Documenting them now preserves a slice of cultural heritage that could otherwise vanish within a generation or two. When the last person who calls woodlice "granfer greys" passes the term on to no one, that word is gone — so the survey work at places like Edinburgh keeps these words alive at least in the archive. Whether you say woodlice, slaters, chucky pigs or cheesy bobs, the next time you turn over a log and watch them scatter, it's worth a thought for which name rises to your lips — and where it came from. (If those scattering pods leave you wanting some of your own, our Armadillidium are the classic ball-rollers behind so many of these names.)
Frequently Asked Questions
How many names are there for woodlice in the UK?
Dialect surveys, including major work at the University of Edinburgh, have recorded between 250 and 300 traditional names across the British Isles, though many are local variants of the same base word.

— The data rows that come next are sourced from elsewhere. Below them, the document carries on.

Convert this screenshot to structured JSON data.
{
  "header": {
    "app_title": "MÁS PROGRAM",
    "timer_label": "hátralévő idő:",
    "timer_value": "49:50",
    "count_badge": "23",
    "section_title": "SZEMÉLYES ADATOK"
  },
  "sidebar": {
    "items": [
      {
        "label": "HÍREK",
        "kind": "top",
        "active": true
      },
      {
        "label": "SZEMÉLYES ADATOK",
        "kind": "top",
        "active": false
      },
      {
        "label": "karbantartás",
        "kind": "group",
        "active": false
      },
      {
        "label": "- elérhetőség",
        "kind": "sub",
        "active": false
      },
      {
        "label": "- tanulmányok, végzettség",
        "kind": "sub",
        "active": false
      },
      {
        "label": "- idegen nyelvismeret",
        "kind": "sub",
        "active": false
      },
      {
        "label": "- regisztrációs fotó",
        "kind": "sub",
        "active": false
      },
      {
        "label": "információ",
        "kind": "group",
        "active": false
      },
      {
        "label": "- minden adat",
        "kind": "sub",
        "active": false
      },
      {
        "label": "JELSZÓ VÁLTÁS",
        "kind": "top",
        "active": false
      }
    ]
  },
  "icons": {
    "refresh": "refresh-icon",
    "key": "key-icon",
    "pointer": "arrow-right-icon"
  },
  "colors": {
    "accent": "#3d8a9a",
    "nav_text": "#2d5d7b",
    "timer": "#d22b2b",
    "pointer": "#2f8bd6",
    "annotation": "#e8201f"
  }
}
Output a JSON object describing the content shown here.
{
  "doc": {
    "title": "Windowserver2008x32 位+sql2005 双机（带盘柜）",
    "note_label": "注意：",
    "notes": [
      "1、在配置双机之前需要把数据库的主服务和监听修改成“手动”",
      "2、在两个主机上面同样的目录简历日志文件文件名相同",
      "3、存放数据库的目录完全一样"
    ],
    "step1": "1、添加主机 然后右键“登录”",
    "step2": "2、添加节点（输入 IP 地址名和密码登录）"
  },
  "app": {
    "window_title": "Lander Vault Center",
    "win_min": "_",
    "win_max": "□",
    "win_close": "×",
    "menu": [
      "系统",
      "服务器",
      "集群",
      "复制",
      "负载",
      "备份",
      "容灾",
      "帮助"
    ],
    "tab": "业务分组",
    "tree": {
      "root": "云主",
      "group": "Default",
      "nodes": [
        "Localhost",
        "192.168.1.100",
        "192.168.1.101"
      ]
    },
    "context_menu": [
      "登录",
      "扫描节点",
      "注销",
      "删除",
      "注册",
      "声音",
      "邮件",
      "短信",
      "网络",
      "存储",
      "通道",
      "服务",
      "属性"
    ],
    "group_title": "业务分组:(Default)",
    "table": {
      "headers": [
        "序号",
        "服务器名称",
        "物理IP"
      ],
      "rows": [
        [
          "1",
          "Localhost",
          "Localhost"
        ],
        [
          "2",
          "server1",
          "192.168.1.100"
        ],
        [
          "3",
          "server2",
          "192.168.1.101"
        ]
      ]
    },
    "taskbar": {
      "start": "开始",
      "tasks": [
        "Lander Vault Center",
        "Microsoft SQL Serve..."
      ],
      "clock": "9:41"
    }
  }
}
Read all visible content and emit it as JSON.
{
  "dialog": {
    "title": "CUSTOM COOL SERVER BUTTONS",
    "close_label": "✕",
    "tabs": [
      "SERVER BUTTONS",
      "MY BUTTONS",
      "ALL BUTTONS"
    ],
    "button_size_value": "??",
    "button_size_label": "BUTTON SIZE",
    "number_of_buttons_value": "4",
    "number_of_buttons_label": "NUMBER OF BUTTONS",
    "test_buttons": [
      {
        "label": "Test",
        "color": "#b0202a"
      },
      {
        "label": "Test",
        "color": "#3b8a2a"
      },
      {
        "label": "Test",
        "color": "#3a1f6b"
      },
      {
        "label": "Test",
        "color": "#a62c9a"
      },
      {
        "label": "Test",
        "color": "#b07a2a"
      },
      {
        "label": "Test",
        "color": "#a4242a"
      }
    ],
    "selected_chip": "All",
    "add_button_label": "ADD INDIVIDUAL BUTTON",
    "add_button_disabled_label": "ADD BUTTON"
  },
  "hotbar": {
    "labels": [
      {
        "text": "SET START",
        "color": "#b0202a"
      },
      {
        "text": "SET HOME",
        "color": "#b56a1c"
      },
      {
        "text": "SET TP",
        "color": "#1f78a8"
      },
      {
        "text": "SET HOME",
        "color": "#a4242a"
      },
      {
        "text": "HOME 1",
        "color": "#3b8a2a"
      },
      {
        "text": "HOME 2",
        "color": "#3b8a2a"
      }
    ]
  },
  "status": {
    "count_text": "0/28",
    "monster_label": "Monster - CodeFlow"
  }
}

An older, often-quoted figure puts it at 176.
What's the difference between a woodlouse and a slater?
They're the same creature — just different regional names. "Woodlouse" dominates in England, Wales and the Republic of Ireland, while "slater" is the standard term in Scotland and Northern Ireland.
Why are woodlice called chucky pigs?
The pig comparison reflects their rounded bodies and rooting, foraging movement. "Chucky pig" is concentrated in south-west England (around Bristol, Bath and Devon), and the "chucky" part may echo old pig-calling cries.
Are woodlice the same as pill bugs and roly polies?
Broadly yes — these are all names for terrestrial isopods. "Pill bug" and "roly poly" specifically describe the ball-rolling species in the family Armadillidiidae, such as Armadillidium vulgare, though not every woodlouse species can roll up.